WHITE PLAINS, N.Y. -- About 25 dead cats found in plastic bags hanging from trees in a New York suburb were apparently killed with blows to the head at various times over the past year, an investigator said Friday.
Ernest Lungaro, director of enforcement at the Westchester County SPCA, said necropsies on three of the cats revealed blunt trauma to their skulls.
Mr. Lungaro said a baseball bat, two shovels and a metal pipe were found near the scene in a wooded area just off Overlook Terrace in Yonkers, about a mile and a half north of the Bronx section of New York City. He said investigators were not yet sure that those items had been used in the killings.
It also wasn't known if the killings were the work of one or more people, he said.
The strange scene was discovered Thursday by a public works crew doing an annual cleanup.
New Jersey bridge scandal
TRENTON, N.J. -- Federal prosecutors in New Jersey have subpoenaed all records from a state legislative committee probing politically motivated lane closings at the George Washington Bridge that tied up traffic last year.
U.S. Attorney Paul Fishman, who is investigating whether crimes took place, is seeking "any and all records (in whatever form)" obtained by the 12-member committee. The panel is probing why allies of Republican Gov. Chris Christie closed access lanes in Fort Lee, N.J., from Sept. 9 to Sept. 12. The April 17 subpoena seeks the panel's records by May 2.
Mr. Fishman's office previously subpoenaed records from Mr. Christie's re-election campaign and the state Republican Committee.
Rubio defends gun rights
INDIANAPOLIS -- U.S. Sen. Marco Rubio, R-Fla., delivered a full-throated defense of gun ownership Friday, telling a National Rifle Association audience that firearms are central to achieving the American Dream.
The dream, Mr. Rubio said, is not just a measure of financial prosperity but the ability to raise a family in a home that is stable, safe and secure. That, in turn, rests on the ability to possess a firearm for self-protection, the lawmaker said.
Israel wants new travel rules
WASHINGTON -- A campaign to allow Israelis to enter the United States without a visa is gaining steam in Congress, but is still running into a brick wall with the Obama administration over the U.S. government's most elementary demand: that the Jewish state provide the same treatment at its borders to all Americans, even if they are Arab or Muslim.
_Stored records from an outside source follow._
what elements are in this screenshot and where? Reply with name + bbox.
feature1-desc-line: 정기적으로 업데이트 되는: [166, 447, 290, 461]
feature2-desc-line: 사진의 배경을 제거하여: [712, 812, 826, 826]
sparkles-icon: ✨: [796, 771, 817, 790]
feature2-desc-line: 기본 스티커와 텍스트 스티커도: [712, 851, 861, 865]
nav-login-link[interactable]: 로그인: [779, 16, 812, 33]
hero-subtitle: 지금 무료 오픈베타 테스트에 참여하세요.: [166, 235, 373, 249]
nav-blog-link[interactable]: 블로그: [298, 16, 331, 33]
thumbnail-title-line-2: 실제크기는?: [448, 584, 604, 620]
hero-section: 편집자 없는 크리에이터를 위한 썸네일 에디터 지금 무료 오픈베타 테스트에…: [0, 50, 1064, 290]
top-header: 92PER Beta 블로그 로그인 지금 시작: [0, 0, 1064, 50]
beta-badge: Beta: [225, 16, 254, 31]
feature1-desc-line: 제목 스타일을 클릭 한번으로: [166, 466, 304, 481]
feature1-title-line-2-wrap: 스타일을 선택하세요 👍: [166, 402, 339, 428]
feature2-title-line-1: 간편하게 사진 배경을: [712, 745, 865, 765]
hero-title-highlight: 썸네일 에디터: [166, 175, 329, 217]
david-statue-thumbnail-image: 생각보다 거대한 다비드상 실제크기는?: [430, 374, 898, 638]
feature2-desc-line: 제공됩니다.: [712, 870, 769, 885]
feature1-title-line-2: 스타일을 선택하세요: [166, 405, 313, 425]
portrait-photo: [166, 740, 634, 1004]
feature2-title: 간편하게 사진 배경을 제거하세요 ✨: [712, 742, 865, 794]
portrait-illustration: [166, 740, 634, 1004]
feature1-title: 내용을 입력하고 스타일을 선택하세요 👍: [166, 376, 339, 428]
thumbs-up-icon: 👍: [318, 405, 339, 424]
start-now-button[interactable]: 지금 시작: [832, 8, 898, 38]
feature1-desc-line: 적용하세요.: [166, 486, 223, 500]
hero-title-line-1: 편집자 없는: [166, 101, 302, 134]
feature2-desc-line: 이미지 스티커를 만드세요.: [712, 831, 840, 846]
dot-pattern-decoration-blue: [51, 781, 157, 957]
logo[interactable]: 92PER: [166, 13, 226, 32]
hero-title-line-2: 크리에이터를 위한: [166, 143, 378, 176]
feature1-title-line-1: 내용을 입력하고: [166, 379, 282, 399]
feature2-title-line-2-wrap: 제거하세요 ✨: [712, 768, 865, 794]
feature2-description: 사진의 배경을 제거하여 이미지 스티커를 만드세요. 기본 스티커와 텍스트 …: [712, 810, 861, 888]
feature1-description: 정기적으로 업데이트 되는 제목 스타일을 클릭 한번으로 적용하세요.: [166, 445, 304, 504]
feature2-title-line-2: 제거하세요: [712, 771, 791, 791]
Objections from U.S. officials and some lawmakers blocked a congressional effort over the last year that could have allowed Israel to maintain discriminatory entry policies for certain groups of Americans, which no other country can do if its citizens are able to visit the U.S. without visas. However, a new version of proposed legislation could offer Israel greater flexibility in the Visa Waiver Program, and the administration has pledged to work with Israel to help it move closer to qualifying for the program.
Rep. Grimm to face charges
WASHINGTON--A Republican congressman is expected to face charges in a long-running federal investigation into campaign irregularities, but will continue serving in office, his lawyer said Friday.
Rep. Michael R. Grimm, a combat Marine and former FBI agent who represents Staten Island and other parts of New York, has been under investigation for more than two years in what his attorney called a "politically motivated vendetta."